WASHINGTON — Indigenous activists from Oklahoma gathered in the nation’s capital this week for The People vs. Fossil Fuels, a weeklong rally to urge President Joe Biden to stop pending fossil fuel projects and declare a climate emergency.
Casey Camp-Horinek, councilwoman and hereditary drumkeeper of the Womens’ Scalp Dance Society of the Ponca Tribe of Oklahoma, and JoKay Dowell, who is an Indigenous Environmental Network organizer and a citizen of the Cherokee Nation, were among those who started protesting Monday, when the rallies officially began.
This story was reported by Gaylord News, a Washington reporting project of the Gaylord College of Journalism and Mass Communication at the University of Oklahoma.
“We have to stop selling out to the corporations and protect the people who are what this country is all about,” Dowell said.
Black Tiger, a cultural preservationist and Indigenous hip-hop artist who belongs to the Pawnee and Seminole nations, arrived in Washington last Friday to perform at an Indigenous Peoples Day event. He stayed to support the rally and said organizers asked him to perform.
“I wanted to be there to support, to stand in solidarity with people at the event in regards to protecting Mother Earth and protecting the water,” Tiger said.
The People vs. Fossil Fuels demonstration was organized by Build Back Fossil Free, a coalition of grassroots organizations that has brought together hundreds of Indigenous, Black and Latino environmental activists and allies from across the country to demand the government take action against climate change.
“We urge Biden to declare a climate emergency. In fact, it needs to be a global emergency declared by the United Nations,” said Camp-Horinek. “Oklahoma is the seed of the petroleum money that is fueling this climate crisis.”
Biden ‘promised he would listen to us’
In the past, Camp-Horinek has fought for Indigenous rights and against fracking, pipelines and plastics facilities in Oklahoma. According to the rally’s website, she is one of the primary mobilizers of the event.
On Tuesday, protesters gathered at the White House and, later, in front of the U.S. Army Corps of Engineers headquarters, where hundreds protested the recently completed Enbridge expanded Line 3 pipeline, which passes through Oklahoma.

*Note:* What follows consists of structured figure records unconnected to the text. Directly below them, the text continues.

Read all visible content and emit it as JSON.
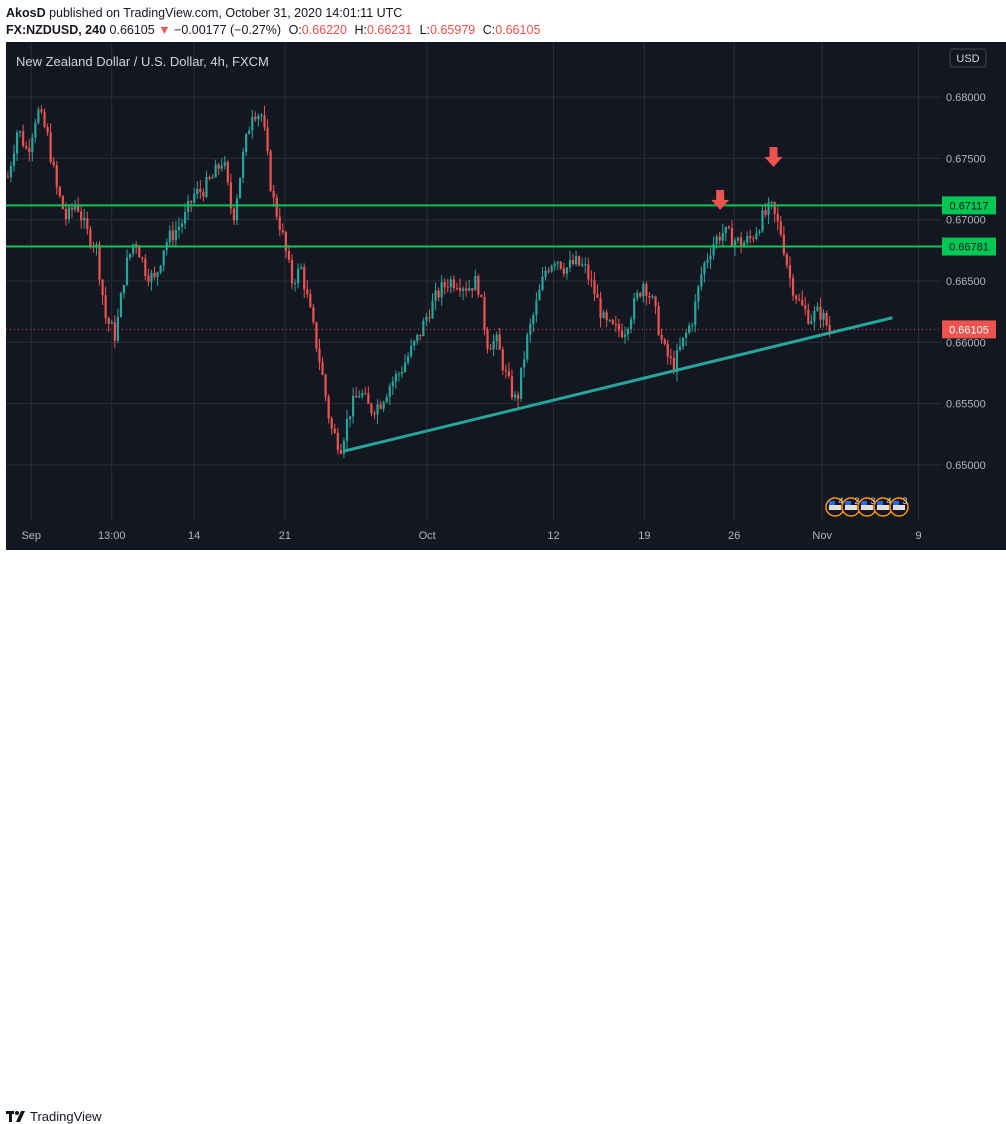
{
  "header": {
    "author": "AkosD",
    "published_text": "published on TradingView.com, October 31, 2020 14:01:11 UTC",
    "symbol": "FX:NZDUSD, 240",
    "last": "0.66105",
    "change_arrow": "▼",
    "change": "−0.00177 (−0.27%)",
    "o_label": "O:",
    "o_value": "0.66220",
    "h_label": "H:",
    "h_value": "0.66231",
    "l_label": "L:",
    "l_value": "0.65979",
    "c_label": "C:",
    "c_value": "0.66105"
  },
  "chart_data": {
    "type": "candlestick",
    "title": "New Zealand Dollar / U.S. Dollar, 4h, FXCM",
    "currency": "USD",
    "ylim": [
      0.6455,
      0.6845
    ],
    "y_ticks": [
      "0.68000",
      "0.67500",
      "0.67000",
      "0.66500",
      "0.66000",
      "0.65500",
      "0.65000"
    ],
    "x_ticks": [
      "Sep",
      "13:00",
      "14",
      "21",
      "Oct",
      "12",
      "19",
      "26",
      "Nov",
      "9"
    ],
    "grid": true,
    "path": [
      0.6735,
      0.6775,
      0.6755,
      0.679,
      0.677,
      0.6725,
      0.67,
      0.6715,
      0.669,
      0.668,
      0.662,
      0.6605,
      0.666,
      0.6685,
      0.666,
      0.665,
      0.668,
      0.669,
      0.67,
      0.672,
      0.6725,
      0.6735,
      0.675,
      0.67,
      0.675,
      0.679,
      0.6785,
      0.672,
      0.669,
      0.665,
      0.666,
      0.662,
      0.658,
      0.653,
      0.6515,
      0.6545,
      0.656,
      0.6545,
      0.655,
      0.6565,
      0.6575,
      0.659,
      0.6605,
      0.6625,
      0.664,
      0.665,
      0.665,
      0.6645,
      0.665,
      0.66,
      0.66,
      0.657,
      0.655,
      0.66,
      0.663,
      0.666,
      0.667,
      0.666,
      0.6665,
      0.666,
      0.664,
      0.6615,
      0.661,
      0.661,
      0.663,
      0.665,
      0.663,
      0.6595,
      0.658,
      0.66,
      0.662,
      0.666,
      0.668,
      0.669,
      0.6685,
      0.668,
      0.6685,
      0.67,
      0.671,
      0.669,
      0.665,
      0.663,
      0.662,
      0.6625,
      0.661
    ],
    "levels": [
      {
        "value": 0.67117,
        "label": "0.67117",
        "color": "#00c853"
      },
      {
        "value": 0.66781,
        "label": "0.66781",
        "color": "#00c853"
      }
    ],
    "last_price": {
      "value": 0.66105,
      "label": "0.66105",
      "color": "#ef5350"
    },
    "trendline": {
      "start": {
        "x": 0.36,
        "y": 0.6511
      },
      "end": {
        "x": 0.947,
        "y": 0.662
      },
      "color": "#26a69a"
    },
    "arrows": [
      {
        "x": 0.763,
        "y": 0.6708,
        "color": "#ef5350"
      },
      {
        "x": 0.82,
        "y": 0.6743,
        "color": "#ef5350"
      }
    ],
    "colors": {
      "up": "#26a69a",
      "down": "#ef5350",
      "background": "#131722",
      "grid": "#2a2e39"
    },
    "event_badges": [
      "4",
      "2",
      "3",
      "4",
      "3"
    ]
  },
  "footer": {
    "brand": "TradingView"
  }
}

At Tuesday’s rally, Tiger sang a song written in 2017 during an oil pipeline protest at Standing Rock, “Nawa mni wiconi tatacikstahu.” He said it is about two tribes, the Pawnee and Lakota, who are ancient enemies but are camping together in order to fight a common enemy.
The song, Tiger said, represents unity between the tribes’ languages, which allows the tribes to camp in peace.
If the Biden administration allows the 21 major fossil fuel infrastructure projects currently under federal review to move forward, the emissions equivalent of 316 new coal-fired power plants would be added, according to a new report from Oil Change International, a fossil fuels activism group.
“With the power of a pen, President Biden could stop these pipeline projects. He promised he would listen to us. He’s not listening. We’re coming every day of this week to tell Biden: Stop this madness,” said Joye Braun of the Indigenous Environmental Network.
Tiger said Indigenous people have suffered many lies and many broken treaties at the hands of the U.S. government, and that it seems like the Biden administration is “just talk, no action.”
“The power of the people in government is rooted in land theft, and so can they give that up? Because their addiction to it is so deep, fighting for that change seems like a long battle. It’s not going to happen overnight,” Tiger said. “If our people keep standing up for what’s right and for all the creations, the land and the water, I believe in time things will change.”
On Wednesday, Dowell said the government must take immediate action against the climate crisis because communities are losing their water sources, the weather has become more extreme, and there is a point of no return.
The rally concluded on Friday with a march to the Capitol.